By SUZANNE McFADDEN
As dejected bowman Alan Smith sailed across the finish line on Thursday, he reminded Rod Davis and Don Cowie how lucky they were: "At least we're still alive."
They had just lost the bizarre sail-off that eliminated them from the Olympics - something the Manly ferry had already tried and narrowly failed to do.
This is not a sob story or a list of sorry excuses. But the Kiwi Soling sailors had one hell of a 48 hours before their Olympic medal hopes expired.
The clock began ticking on Tuesday afternoon, when the Kiwis were told they were in the semifinals - and then they weren't because of a tiebreak furore.
The next day, after a tense, six-hour wait, the stalemated jury decided New Zealand would have to race for their place with the aggrieved Dutch.
On Thursday morning, they were stranded for an hour on the bus from the athletes' village because of the women's 20km walk. Then Davis lost the coin toss for the preferred side of the start-line.
"As the boys were backing the boat out of the marina they hit a Star boat," Davis said, throwing his hands in the air.
The worst was to come. Out on the harbour, the New Zealanders came close to tragedy as they waited for the race to start - their 1000kg boat was almost wiped out by a ferry.
"We started sailing upwind, looking at the sails and the compass. Then suddenly we saw the propeller of the ferry right there - flat-out reversing towards us," Davis said.
Somehow the two craft missed each other, but only by eight metres, the length of a Soling.
"Alan said it can't get any worse than being dead," Davis said.
And then they wondered if it could. In the sudden-death sail-off, the Kiwis won the start, but one-third of the way up the first beat, Dutch skipper Roy Heiner false-tacked and caught them out.
Davis sailed like a demon downwind, getting within centimetres of his training buddy Heiner, but at the finish-line he was six seconds behind the Dutchman. And then it was all over.
Back on land, Davis tried to walk through to the Kiwi boatshed to get a fizzy drink, but officials stopped him dead without his athlete's tag.
"Boy, once you're eliminated from the Olympics, you're really eliminated," he sighed.

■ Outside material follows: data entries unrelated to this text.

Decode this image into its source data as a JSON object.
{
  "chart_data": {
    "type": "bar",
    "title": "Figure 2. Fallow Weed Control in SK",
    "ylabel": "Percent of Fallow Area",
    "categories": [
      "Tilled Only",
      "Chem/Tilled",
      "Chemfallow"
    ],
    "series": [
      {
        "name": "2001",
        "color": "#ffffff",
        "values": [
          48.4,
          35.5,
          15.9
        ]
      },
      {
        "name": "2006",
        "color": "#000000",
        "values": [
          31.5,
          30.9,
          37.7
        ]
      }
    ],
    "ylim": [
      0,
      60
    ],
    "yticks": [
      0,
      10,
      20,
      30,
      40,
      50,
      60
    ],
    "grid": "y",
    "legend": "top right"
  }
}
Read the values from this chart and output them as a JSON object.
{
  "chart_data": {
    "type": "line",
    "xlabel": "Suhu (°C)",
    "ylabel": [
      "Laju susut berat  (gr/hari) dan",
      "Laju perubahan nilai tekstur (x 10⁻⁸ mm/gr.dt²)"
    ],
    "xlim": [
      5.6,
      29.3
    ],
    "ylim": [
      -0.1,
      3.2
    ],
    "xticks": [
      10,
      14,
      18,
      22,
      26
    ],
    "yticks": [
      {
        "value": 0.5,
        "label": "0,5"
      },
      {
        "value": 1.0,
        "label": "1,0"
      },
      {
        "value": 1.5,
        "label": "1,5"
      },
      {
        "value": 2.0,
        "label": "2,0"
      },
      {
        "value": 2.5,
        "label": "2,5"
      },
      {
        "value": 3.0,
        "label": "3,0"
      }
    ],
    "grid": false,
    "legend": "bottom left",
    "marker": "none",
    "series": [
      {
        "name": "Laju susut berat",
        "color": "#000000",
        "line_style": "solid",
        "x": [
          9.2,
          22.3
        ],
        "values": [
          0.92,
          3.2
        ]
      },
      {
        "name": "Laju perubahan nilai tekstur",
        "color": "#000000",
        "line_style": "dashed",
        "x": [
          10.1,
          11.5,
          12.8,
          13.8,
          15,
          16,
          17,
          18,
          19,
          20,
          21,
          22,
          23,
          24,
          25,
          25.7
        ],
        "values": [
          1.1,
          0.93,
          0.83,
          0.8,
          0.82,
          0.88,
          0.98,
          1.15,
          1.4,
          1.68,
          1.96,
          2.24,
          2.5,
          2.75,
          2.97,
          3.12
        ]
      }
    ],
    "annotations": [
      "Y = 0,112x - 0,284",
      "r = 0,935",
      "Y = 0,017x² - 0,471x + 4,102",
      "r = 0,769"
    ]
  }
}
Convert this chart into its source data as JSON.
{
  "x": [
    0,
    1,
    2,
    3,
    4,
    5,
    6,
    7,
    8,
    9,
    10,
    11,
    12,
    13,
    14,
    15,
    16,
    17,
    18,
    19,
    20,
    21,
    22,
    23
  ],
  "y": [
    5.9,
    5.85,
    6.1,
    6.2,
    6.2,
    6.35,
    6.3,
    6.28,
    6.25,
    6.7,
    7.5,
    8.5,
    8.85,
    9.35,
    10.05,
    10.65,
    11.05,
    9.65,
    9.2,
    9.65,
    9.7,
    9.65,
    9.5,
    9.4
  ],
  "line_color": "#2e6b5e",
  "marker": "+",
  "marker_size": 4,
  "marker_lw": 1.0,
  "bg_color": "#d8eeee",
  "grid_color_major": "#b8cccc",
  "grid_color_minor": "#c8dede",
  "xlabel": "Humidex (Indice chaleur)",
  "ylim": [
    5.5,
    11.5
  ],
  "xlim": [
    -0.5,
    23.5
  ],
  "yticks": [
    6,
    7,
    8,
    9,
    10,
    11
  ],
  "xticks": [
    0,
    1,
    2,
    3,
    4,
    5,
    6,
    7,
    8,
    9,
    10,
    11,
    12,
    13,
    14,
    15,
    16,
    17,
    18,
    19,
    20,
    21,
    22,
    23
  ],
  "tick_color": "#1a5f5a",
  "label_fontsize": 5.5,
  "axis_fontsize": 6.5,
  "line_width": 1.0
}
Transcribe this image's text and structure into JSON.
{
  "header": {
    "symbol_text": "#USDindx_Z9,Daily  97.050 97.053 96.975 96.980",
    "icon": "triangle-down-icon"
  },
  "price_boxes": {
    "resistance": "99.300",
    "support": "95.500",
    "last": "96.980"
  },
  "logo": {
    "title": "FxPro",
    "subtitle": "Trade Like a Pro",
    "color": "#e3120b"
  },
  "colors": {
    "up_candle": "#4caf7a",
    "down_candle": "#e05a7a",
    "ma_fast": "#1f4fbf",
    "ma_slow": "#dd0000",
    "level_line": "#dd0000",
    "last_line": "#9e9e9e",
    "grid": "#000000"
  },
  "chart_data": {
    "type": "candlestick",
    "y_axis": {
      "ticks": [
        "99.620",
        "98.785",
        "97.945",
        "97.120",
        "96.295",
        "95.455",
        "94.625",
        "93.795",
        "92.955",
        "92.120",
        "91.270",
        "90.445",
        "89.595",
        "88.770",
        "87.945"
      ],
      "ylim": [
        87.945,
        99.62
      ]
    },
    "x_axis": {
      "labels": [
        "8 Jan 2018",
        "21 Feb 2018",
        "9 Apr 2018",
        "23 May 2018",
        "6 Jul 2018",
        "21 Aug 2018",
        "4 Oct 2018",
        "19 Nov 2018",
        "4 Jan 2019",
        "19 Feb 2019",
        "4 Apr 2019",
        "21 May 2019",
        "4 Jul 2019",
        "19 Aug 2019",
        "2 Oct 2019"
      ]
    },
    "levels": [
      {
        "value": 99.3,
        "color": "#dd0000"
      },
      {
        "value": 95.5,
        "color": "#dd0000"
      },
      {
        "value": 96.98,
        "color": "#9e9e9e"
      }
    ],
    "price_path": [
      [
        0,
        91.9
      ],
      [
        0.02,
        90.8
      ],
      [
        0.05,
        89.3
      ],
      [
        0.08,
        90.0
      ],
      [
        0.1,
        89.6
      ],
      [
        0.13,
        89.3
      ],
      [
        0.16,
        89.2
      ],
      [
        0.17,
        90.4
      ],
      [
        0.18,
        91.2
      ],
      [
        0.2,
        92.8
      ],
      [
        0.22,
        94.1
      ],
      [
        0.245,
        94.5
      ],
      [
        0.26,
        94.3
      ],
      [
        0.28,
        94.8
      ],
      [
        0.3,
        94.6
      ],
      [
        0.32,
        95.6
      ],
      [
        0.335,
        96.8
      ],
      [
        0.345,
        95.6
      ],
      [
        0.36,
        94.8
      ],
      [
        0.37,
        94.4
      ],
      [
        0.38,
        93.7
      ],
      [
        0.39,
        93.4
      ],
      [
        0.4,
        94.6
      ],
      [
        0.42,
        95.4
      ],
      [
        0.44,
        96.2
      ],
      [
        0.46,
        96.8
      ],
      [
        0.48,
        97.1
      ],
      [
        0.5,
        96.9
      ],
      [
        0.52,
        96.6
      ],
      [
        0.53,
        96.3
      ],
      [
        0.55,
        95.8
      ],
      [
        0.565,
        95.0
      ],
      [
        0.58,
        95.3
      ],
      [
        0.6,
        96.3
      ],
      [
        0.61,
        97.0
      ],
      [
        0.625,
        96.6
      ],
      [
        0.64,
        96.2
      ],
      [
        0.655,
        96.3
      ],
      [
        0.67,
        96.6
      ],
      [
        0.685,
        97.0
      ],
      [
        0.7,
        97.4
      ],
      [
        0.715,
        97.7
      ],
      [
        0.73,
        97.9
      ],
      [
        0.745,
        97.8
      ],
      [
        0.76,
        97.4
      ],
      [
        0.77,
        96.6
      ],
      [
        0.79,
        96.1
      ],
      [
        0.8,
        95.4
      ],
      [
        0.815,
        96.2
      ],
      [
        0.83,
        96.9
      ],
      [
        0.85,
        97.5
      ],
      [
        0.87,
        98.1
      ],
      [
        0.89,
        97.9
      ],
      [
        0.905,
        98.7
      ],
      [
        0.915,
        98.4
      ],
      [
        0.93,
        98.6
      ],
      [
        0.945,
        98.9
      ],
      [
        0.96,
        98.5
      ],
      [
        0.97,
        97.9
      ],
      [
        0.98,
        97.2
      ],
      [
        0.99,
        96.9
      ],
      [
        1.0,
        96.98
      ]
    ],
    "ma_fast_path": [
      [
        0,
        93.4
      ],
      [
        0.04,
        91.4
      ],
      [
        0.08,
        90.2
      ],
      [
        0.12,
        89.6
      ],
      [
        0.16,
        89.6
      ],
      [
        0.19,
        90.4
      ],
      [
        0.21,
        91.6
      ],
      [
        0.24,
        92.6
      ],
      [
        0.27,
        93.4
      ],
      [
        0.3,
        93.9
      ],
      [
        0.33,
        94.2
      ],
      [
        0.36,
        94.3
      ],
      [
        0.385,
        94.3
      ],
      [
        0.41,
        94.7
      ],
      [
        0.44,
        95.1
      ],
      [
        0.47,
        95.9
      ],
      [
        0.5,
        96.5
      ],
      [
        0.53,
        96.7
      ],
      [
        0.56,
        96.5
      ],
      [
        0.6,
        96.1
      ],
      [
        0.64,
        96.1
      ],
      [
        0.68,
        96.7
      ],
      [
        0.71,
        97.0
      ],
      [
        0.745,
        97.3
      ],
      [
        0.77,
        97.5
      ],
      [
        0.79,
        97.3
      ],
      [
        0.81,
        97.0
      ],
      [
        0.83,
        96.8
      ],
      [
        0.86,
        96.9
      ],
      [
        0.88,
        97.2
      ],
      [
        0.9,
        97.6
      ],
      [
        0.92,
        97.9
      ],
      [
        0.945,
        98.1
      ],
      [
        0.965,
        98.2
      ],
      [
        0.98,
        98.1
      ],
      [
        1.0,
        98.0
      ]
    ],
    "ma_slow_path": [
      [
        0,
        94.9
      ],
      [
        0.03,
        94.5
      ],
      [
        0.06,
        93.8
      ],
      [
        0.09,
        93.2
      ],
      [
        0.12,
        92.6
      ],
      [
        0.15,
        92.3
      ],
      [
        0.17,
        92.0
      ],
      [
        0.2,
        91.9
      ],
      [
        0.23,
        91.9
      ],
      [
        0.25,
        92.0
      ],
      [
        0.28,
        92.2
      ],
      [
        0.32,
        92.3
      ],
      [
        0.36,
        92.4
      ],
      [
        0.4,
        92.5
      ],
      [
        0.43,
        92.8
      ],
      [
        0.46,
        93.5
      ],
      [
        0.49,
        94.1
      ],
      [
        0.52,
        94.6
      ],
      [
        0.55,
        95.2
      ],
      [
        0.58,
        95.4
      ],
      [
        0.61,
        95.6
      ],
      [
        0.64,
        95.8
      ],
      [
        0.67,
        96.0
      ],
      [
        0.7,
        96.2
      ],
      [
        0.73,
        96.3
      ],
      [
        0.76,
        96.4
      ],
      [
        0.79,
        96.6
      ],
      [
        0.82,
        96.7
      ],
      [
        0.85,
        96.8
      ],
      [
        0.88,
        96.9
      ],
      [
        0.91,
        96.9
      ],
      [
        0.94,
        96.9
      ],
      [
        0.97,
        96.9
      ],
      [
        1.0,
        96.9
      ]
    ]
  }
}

Davis did not get to win another Soling gold to match the one he picked up for the United States 16 years ago. Instead he was bundled out of these Games fifth, the same place he and Cowie finished in the Star class at the previous Olympics.
It was a difficult way to go. In fact, a sail-off like this has never happened before, and probably will not again.
"I feel hard done by, for sure. We're at the Olympics - it shouldn't happen like this," he said. "It's like the gymnasts, where the vault was too low. That's just not good enough at this level either.
"Other people don't know what to say to us. It's like a death in the family."
Heiner said he almost cried for his friend Davis after they crossed the line.
"I feel very sad for Rod. It hits something in your system and you feel very sorry for them," he said, before getting ready for his semifinal showdown on Friday with three-time Olympic gold medallist German Jochen Schumann.
Davis will stay on at Rushcutter's Bay, as painful as it is.
He will help coach New Zealand's Star crew, Gavin Brady and Jamie Gale: "Even if it doesn't help them, it's therapy for me."
The Kiwis are New Zealand's last medal hope on the water, but in eighth place with four races to go, their chances are purely mathematical now.